Interview with Unit manager, Employee E3, conducted at the time of the observation confirmed that the call bell was hanging over resident's bedside table.

Observation of Resident R1' room (Rm 119-A) revealed that Resident R1's was not in her room. Further observation revealed that a call bell was clipped to Resident R1's bed. Further observation revealed that the call bell clipped to Resident R1's bed was plugged into Resident R2's call bell socket. Further observation revealed that the call bell's call red button was missing and did not work.

Further observation revealed that call bell plugged into Resident R1's call bell socket was hanging over Resident R1's bed side table and was not within reach from Resident R1's and Resident R2's bed

Interview with Resident R2 conducted at the time of the observation, revealed that she had not been able to use her call bell because its broken and that it has been broken for a week now. Further interview with Resident R1 revealed that her broken call bell was the one that was clipped to her roommates' bed.

Interview with first floor unit manager Employee E4 conducted at the time of the observation confirmed that Resident R1 and Resident R2's call bells were switched. Further Employee E4 also confirmed that resident R1's call bell was hanging over her bedside table and was not within reach from both Resident R1's bed and R2's bed.

Further Employee E4 also confirmed that the Resident R2's call bell button was missing the red button and that it was broken and cannot be used. Further Employee E4 also revealed that sometimes the call bell button breaks.

Further observation revealed that Room 118 Resident R3's call bell was hanging over her bed side table and was not within her reach.

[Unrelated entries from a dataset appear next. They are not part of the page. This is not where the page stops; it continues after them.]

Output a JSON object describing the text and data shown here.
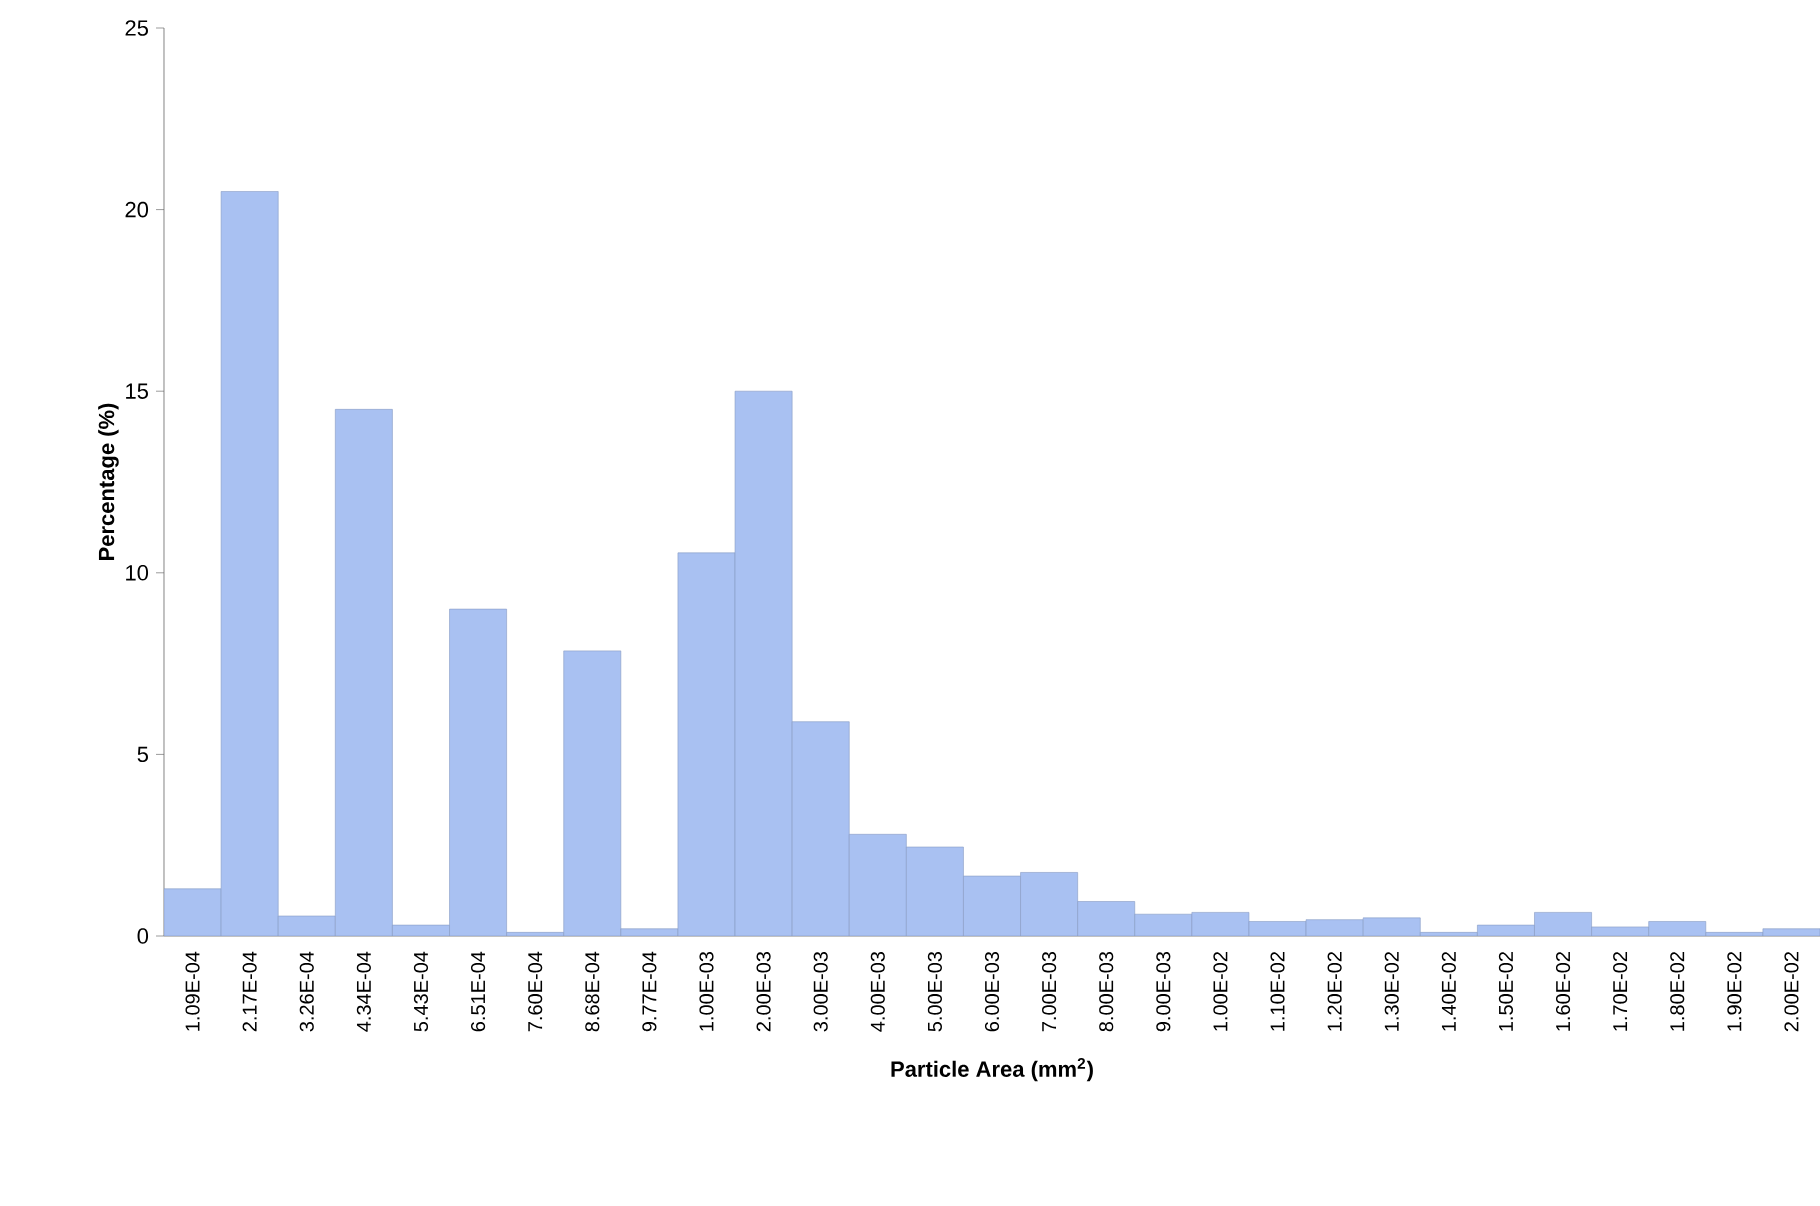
{
  "chart_data": {
    "type": "bar",
    "xlabel": "Particle Area (mm$^{2}$)",
    "ylabel": "Percentage (%)",
    "categories": [
      "1.09E-04",
      "2.17E-04",
      "3.26E-04",
      "4.34E-04",
      "5.43E-04",
      "6.51E-04",
      "7.60E-04",
      "8.68E-04",
      "9.77E-04",
      "1.00E-03",
      "2.00E-03",
      "3.00E-03",
      "4.00E-03",
      "5.00E-03",
      "6.00E-03",
      "7.00E-03",
      "8.00E-03",
      "9.00E-03",
      "1.00E-02",
      "1.10E-02",
      "1.20E-02",
      "1.30E-02",
      "1.40E-02",
      "1.50E-02",
      "1.60E-02",
      "1.70E-02",
      "1.80E-02",
      "1.90E-02",
      "2.00E-02"
    ],
    "values": [
      1.3,
      20.5,
      0.55,
      14.5,
      0.3,
      9.0,
      0.1,
      7.85,
      0.2,
      10.55,
      15.0,
      5.9,
      2.8,
      2.45,
      1.65,
      1.75,
      0.95,
      0.6,
      0.65,
      0.4,
      0.45,
      0.5,
      0.1,
      0.3,
      0.65,
      0.25,
      0.4,
      0.1,
      0.2
    ],
    "color": "#a9c1f2",
    "ylim": [
      0,
      25
    ],
    "yticks": [
      0,
      5,
      10,
      15,
      20,
      25
    ]
  }
}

Interview with Employee E4 conducted at the time of the observation confirmed that Resident R3's call bell was hanging over her bedside table and was not within her reach.

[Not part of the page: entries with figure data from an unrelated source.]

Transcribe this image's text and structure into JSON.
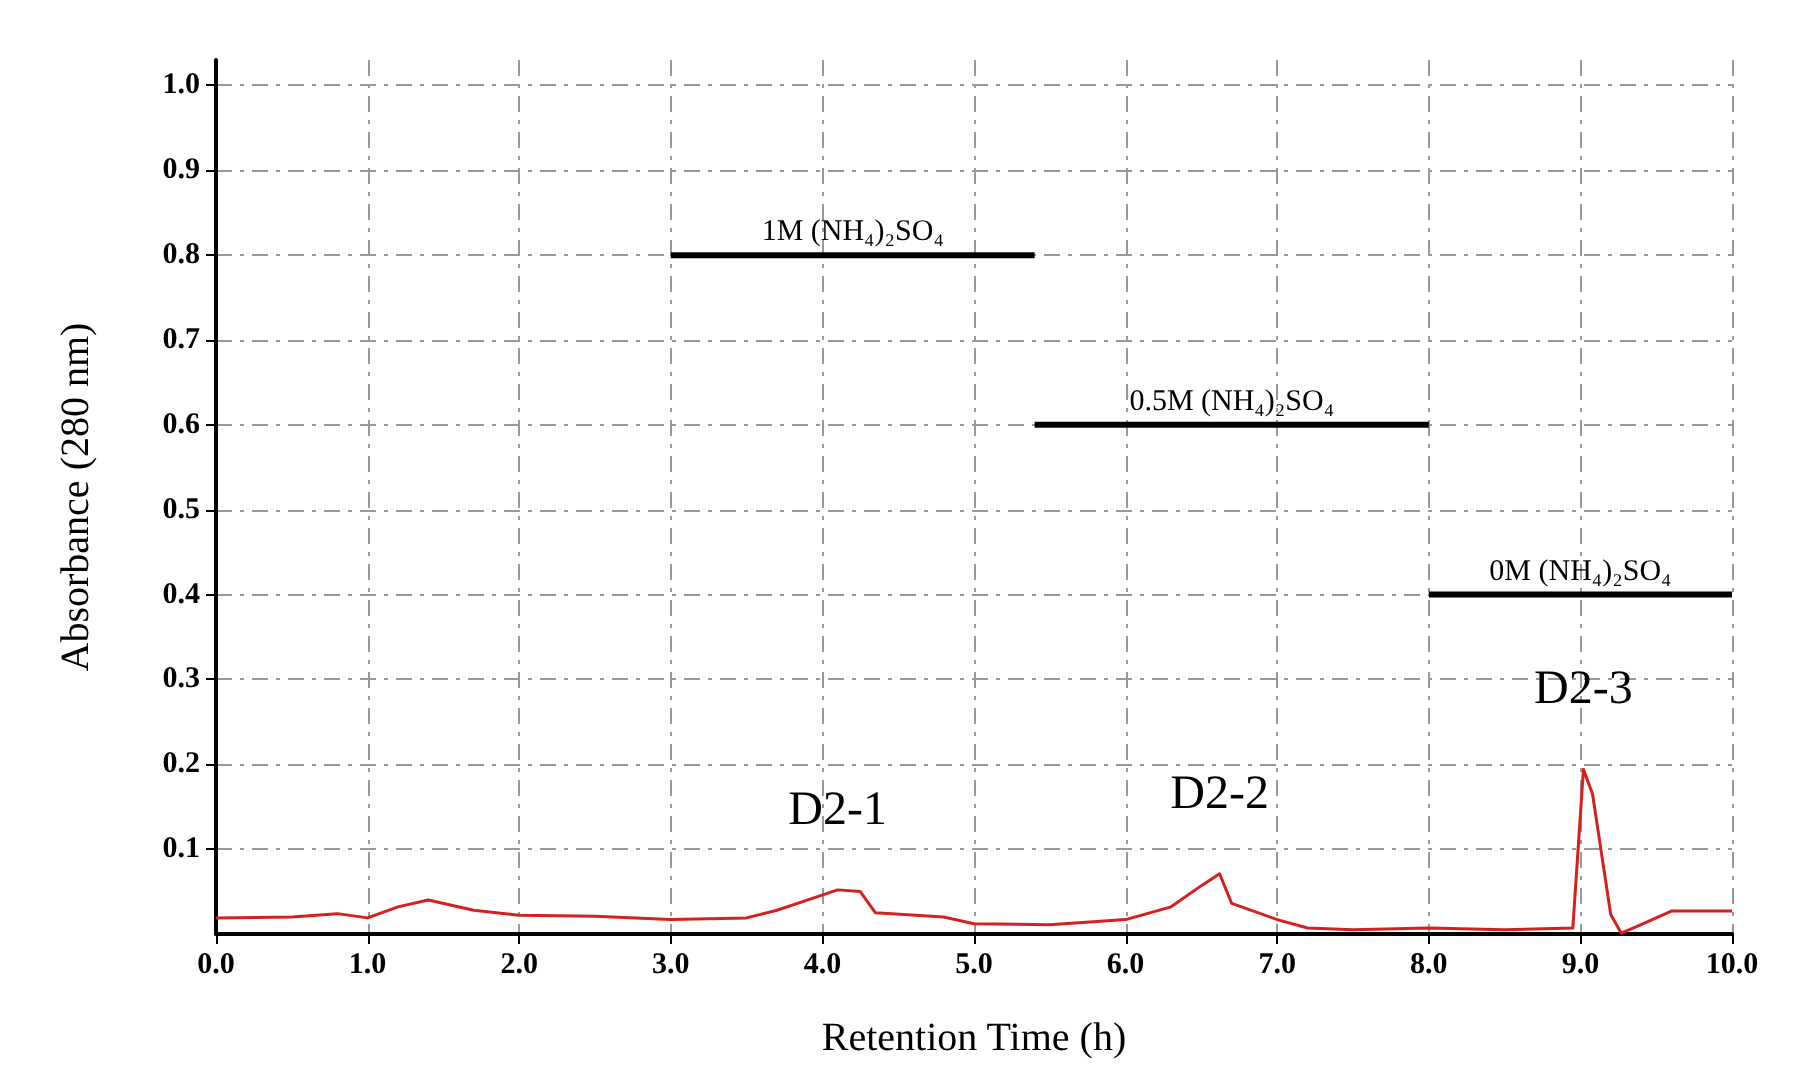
{
  "chart_data": {
    "type": "line",
    "xlabel": "Retention Time (h)",
    "ylabel": "Absorbance (280 nm)",
    "xlim": [
      0,
      10
    ],
    "ylim": [
      0,
      1.03
    ],
    "xticks": [
      {
        "value": 0,
        "label": "0.0"
      },
      {
        "value": 1,
        "label": "1.0"
      },
      {
        "value": 2,
        "label": "2.0"
      },
      {
        "value": 3,
        "label": "3.0"
      },
      {
        "value": 4,
        "label": "4.0"
      },
      {
        "value": 5,
        "label": "5.0"
      },
      {
        "value": 6,
        "label": "6.0"
      },
      {
        "value": 7,
        "label": "7.0"
      },
      {
        "value": 8,
        "label": "8.0"
      },
      {
        "value": 9,
        "label": "9.0"
      },
      {
        "value": 10,
        "label": "10.0"
      }
    ],
    "yticks": [
      0.1,
      0.2,
      0.3,
      0.4,
      0.5,
      0.6,
      0.7,
      0.8,
      0.9,
      {
        "value": 1,
        "label": "1.0"
      }
    ],
    "grid": true,
    "marker": "none",
    "series": [
      {
        "color": "#d42020",
        "x": [
          0,
          0.5,
          0.8,
          1.0,
          1.2,
          1.4,
          1.7,
          2.0,
          2.5,
          3.0,
          3.5,
          3.7,
          3.9,
          4.1,
          4.25,
          4.35,
          4.8,
          5.0,
          5.5,
          6.0,
          6.3,
          6.5,
          6.62,
          6.7,
          7.0,
          7.2,
          7.5,
          8.0,
          8.5,
          8.95,
          9.02,
          9.08,
          9.2,
          9.27,
          9.4,
          9.6,
          10.0
        ],
        "values": [
          0.019,
          0.02,
          0.024,
          0.019,
          0.032,
          0.04,
          0.028,
          0.022,
          0.021,
          0.017,
          0.019,
          0.028,
          0.04,
          0.052,
          0.05,
          0.025,
          0.02,
          0.012,
          0.011,
          0.017,
          0.032,
          0.057,
          0.071,
          0.036,
          0.017,
          0.007,
          0.005,
          0.007,
          0.005,
          0.007,
          0.194,
          0.165,
          0.023,
          0.001,
          0.011,
          0.027,
          0.027
        ]
      },
      {
        "color": "#000000",
        "x": [
          3.0,
          5.4
        ],
        "values": [
          0.8,
          0.8
        ]
      },
      {
        "color": "#000000",
        "x": [
          5.4,
          8.0
        ],
        "values": [
          0.6,
          0.6
        ]
      },
      {
        "color": "#000000",
        "x": [
          8.0,
          10.0
        ],
        "values": [
          0.4,
          0.4
        ]
      }
    ],
    "annotations": [
      {
        "text": "1M (NH₄)₂SO₄",
        "x": 4.2,
        "y": 0.8
      },
      {
        "text": "0.5M (NH₄)₂SO₄",
        "x": 6.7,
        "y": 0.6
      },
      {
        "text": "0M (NH₄)₂SO₄",
        "x": 9.0,
        "y": 0.4
      },
      {
        "text": "D2-1",
        "x": 4.1,
        "y": 0.052
      },
      {
        "text": "D2-2",
        "x": 6.62,
        "y": 0.071
      },
      {
        "text": "D2-3",
        "x": 9.02,
        "y": 0.194
      }
    ]
  }
}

28 Pa. Code 211.12(c) Nursing services


28 Pa. Code 211.12(d)(12)(3) Nursing services



 Plan of Correction - To be completed: 06/17/2024

The statements made in this Plan of Correction are not an admission to and do not constitute an agreement with the alleged deficiencies herein. To maintain compliance with all federal and state regulation, the facility has taken or will take the actions set forth in the following plan of correction. The following plan of correction constitutes the facilities allegation of compliance such that all alleged deficiencies cited have been or will be corrected by the date or dates indicated.
R2's call bell has been repaired. The call bells for R1, R2, R3, and R4 were placed within reach of each resident.
The facility has determined that all residents have the potential to be affected.
The maintenance director completed a house wide audit to ensure all call bells were functioning properly. In addition, a house wide audit was completed to ensure every resident's call bell was within their reach. Staff members will be in-serviced to ensure call bells are within a resident's reach.
The Director of Nursing/ Designee will conduct five random audits of a resident's call bell to ensure that it is functioning properly and that it is within the resident's reach. This audit will be conducted weekly for four weeks and monthly for three months. This plan of correction will be monitored at the monthly Quality Assurance Performance Improvement meeting until such time consistent substantial compliance has been met.